For a long time, I avoided – mostly – listening to Indian rock/pop bands because with a few exceptions, I thought all they produced was heavy metal. That is a notion (maybe it was based on reality, I don’t know) that has mercifully been given a sound thrashing in the last about year and a half. There was a time that (almost) every band here played only covers because that’s all the audience was interested in hearing from them. Original music was usually booed. That’s changing – and quite rapidly. A slew of bands that play diverse genres, some that even refuse to be slotted, has emerged. I’ve got around to going in for live performances by some of these acts and I can tell you that the studio doesn’t quite do them as much justice as when they get on stage. I’ve got a few of these songs on my playlist right now. They are not fully representative of what’s going on in the Indian independent music scene. Heck, these songs do not necessarily even capture the essence of the bands playing them. These are just a small sample.

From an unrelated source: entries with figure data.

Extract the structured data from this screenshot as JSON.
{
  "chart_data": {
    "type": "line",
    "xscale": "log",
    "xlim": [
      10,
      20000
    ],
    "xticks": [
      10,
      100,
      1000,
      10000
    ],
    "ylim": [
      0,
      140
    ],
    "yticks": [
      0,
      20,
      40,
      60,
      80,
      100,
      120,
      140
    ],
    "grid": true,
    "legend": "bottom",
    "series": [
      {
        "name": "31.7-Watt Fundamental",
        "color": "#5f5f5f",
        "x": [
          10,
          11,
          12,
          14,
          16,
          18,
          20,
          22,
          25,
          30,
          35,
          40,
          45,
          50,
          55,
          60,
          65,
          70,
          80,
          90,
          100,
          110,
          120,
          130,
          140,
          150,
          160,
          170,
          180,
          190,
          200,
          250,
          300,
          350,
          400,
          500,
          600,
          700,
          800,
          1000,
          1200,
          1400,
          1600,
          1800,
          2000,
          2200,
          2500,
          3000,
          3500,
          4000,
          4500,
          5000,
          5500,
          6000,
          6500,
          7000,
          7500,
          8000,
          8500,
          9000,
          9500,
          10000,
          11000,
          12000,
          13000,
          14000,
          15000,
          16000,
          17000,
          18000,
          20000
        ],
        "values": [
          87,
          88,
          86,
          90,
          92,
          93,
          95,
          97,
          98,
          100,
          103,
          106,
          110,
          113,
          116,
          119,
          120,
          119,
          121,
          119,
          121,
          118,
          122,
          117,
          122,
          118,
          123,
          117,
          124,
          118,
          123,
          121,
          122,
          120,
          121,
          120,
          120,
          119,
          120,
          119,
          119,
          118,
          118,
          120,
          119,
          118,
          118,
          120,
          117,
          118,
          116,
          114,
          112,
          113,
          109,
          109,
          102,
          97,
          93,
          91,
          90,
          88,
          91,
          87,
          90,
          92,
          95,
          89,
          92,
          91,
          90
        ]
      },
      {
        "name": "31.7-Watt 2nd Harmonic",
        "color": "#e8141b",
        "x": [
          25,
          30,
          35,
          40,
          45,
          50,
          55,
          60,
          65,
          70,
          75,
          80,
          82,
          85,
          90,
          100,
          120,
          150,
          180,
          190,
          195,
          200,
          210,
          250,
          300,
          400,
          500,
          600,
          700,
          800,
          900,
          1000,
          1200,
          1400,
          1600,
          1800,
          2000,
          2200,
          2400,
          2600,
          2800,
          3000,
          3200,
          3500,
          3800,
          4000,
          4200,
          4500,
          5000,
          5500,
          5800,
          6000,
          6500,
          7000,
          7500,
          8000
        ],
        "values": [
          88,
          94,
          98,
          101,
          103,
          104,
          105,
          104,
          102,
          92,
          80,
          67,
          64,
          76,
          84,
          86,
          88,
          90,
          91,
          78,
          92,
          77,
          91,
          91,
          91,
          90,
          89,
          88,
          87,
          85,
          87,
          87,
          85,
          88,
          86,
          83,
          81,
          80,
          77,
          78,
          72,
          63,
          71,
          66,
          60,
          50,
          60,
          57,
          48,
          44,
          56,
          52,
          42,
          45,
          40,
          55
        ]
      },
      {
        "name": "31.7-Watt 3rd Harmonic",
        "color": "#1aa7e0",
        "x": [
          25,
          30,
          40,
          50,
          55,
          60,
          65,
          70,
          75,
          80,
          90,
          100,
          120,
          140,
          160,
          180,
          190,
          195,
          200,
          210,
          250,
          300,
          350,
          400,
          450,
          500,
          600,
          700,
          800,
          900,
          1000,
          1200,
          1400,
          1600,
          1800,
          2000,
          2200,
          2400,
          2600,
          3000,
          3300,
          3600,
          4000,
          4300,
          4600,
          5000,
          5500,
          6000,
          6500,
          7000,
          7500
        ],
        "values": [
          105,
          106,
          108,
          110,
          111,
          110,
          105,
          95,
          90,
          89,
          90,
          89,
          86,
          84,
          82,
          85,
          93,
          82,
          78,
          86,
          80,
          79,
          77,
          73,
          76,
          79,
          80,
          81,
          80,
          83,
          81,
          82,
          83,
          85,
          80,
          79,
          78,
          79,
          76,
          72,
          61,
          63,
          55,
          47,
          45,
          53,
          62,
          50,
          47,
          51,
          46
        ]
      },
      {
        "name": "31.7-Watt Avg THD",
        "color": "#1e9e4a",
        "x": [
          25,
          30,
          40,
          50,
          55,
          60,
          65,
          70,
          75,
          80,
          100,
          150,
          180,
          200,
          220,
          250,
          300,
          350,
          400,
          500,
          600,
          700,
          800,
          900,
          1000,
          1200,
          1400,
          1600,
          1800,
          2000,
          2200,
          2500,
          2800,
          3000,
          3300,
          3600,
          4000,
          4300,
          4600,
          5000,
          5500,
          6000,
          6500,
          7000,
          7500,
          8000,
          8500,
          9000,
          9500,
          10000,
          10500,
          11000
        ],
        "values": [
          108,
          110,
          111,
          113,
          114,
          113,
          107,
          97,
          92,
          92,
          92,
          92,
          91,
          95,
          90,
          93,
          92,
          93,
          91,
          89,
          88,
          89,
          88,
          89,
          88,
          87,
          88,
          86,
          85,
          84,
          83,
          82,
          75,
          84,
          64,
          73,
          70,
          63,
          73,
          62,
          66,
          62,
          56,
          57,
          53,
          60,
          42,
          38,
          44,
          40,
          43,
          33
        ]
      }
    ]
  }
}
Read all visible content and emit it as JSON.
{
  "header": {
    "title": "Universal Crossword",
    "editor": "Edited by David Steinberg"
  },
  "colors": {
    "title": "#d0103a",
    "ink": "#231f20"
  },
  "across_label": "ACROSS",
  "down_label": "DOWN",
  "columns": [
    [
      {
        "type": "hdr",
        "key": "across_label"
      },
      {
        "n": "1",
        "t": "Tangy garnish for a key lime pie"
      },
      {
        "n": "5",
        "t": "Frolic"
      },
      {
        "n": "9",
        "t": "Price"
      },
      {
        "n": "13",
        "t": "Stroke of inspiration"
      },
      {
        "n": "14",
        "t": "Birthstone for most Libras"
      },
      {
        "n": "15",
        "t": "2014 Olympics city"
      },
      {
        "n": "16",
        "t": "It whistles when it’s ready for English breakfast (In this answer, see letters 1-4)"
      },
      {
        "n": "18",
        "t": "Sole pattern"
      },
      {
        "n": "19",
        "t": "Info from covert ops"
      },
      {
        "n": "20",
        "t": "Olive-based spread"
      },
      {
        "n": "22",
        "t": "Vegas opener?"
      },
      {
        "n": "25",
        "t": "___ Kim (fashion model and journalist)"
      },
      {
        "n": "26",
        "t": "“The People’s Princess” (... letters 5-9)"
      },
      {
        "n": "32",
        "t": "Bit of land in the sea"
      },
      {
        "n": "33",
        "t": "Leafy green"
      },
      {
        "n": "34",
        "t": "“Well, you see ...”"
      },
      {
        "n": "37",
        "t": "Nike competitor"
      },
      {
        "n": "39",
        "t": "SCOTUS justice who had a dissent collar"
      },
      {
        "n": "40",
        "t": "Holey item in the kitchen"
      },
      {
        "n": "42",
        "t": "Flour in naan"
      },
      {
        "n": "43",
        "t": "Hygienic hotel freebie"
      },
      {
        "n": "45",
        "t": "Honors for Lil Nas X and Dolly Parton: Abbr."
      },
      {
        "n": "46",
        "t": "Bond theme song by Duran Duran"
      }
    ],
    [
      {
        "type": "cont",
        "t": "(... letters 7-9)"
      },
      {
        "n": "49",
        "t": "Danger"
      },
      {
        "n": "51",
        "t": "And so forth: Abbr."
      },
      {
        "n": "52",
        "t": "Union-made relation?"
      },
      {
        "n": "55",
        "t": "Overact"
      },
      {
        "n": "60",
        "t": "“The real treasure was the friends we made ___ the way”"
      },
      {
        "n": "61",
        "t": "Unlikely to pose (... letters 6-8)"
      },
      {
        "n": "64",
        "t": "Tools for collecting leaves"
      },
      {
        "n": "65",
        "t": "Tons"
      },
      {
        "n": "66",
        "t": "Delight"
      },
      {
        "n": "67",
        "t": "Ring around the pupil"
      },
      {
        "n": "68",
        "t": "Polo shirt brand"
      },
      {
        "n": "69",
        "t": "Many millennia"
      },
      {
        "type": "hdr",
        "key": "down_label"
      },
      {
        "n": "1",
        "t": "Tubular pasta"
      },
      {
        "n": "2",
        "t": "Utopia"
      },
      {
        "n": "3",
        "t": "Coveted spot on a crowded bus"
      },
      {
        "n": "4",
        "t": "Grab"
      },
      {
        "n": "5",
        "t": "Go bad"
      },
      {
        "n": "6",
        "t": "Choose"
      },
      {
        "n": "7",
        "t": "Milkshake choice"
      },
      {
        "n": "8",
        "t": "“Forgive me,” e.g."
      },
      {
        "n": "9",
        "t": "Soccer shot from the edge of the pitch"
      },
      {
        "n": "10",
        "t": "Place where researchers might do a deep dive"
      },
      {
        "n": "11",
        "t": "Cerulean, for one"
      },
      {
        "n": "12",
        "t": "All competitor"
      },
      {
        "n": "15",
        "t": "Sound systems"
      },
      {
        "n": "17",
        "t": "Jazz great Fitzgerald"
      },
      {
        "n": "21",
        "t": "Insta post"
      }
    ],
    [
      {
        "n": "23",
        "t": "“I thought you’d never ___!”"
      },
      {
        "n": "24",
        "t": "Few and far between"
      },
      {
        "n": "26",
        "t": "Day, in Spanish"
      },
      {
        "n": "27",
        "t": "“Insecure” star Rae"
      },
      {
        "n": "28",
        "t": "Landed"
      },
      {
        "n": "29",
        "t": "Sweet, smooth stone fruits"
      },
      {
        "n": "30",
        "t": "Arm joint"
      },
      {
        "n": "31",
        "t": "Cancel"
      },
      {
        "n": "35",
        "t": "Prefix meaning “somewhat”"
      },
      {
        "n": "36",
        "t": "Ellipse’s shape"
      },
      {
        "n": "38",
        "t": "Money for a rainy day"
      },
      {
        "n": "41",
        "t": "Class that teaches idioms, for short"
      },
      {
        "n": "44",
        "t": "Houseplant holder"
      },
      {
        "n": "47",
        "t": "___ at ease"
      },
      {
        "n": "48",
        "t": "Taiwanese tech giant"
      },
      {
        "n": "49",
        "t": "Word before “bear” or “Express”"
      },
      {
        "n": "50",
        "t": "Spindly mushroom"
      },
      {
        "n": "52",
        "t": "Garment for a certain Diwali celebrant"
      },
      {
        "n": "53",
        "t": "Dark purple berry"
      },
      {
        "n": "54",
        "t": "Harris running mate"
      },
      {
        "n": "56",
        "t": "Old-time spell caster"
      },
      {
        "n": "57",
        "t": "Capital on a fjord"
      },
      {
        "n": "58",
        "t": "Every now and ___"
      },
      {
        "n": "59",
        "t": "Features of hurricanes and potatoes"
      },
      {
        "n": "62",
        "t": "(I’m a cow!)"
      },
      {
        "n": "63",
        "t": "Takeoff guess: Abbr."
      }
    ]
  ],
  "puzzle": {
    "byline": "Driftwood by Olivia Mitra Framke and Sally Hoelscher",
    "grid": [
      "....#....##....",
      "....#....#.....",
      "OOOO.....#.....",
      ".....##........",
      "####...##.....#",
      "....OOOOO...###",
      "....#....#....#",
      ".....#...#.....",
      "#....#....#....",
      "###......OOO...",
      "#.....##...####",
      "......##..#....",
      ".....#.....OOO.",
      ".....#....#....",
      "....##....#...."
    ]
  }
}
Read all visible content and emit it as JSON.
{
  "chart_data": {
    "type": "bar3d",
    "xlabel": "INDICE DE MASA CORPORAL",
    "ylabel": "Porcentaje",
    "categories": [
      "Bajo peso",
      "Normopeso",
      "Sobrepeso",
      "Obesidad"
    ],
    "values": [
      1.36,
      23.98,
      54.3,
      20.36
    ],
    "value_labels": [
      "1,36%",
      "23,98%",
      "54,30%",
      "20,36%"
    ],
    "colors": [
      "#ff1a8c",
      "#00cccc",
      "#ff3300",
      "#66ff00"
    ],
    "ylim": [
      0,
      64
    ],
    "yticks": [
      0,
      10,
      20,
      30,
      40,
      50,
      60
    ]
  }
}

Avial is one of those few Indian bands that I heard and enjoyed even in my deluded Indian-rock-is-all-metal period. These guys refused to go with English as the lingua franca of rock music. Instead, Avial blended Malayalam (from the South) lyrics and a strong Kerala folk tradition with the rock music idiom. ‘Nada Nada’ fits in neatly in my play-at-11 (volume, not time) playlist with its ‘walk on’ theme and insistent, adrenaline-pumping music.
Lagori creates hooksy, accessible pop/rock tunes with a distinct Indian sound – like Avial – in its Hindi lyrics and vocals that have a founding in the Hindustani classical form. Of the 5 songs that they have released online at the time of this post (they do have a larger body of work which at this point are ‘reserved’ for their live performances), my favorite is ‘Jeene Do’ with its very come-join-us chorus.
Allegro Fudge‘s music is a curious yet pleasing amalgam of genres. You’ll find elements of folk, pop, rock, country and more in their tunes. They manage to give an interesting twist to even the covers that they take up (sample their versions of Coldplay’s ‘Yellow’ and Cyndi Lauper’s ‘Time After Time’ online). ‘Maximum City’ is a tribute to their home-town and to my mind is among their very best tunes.
A little over 10 years back when bands in India were largely getting by on covers, a rare act emerged with their first studio album of originals. Thermal And A Quarter refused to pander to the demands of the masses for the familiar but yet have created their own strong and loyal following. Over a decade and many songs later, the tune that still gets me playing it multiple times is their title track from their debut album ‘Jupiter Cafe’. I’ve said this before and I’ll keep at it – I’m a sucker for jam bands.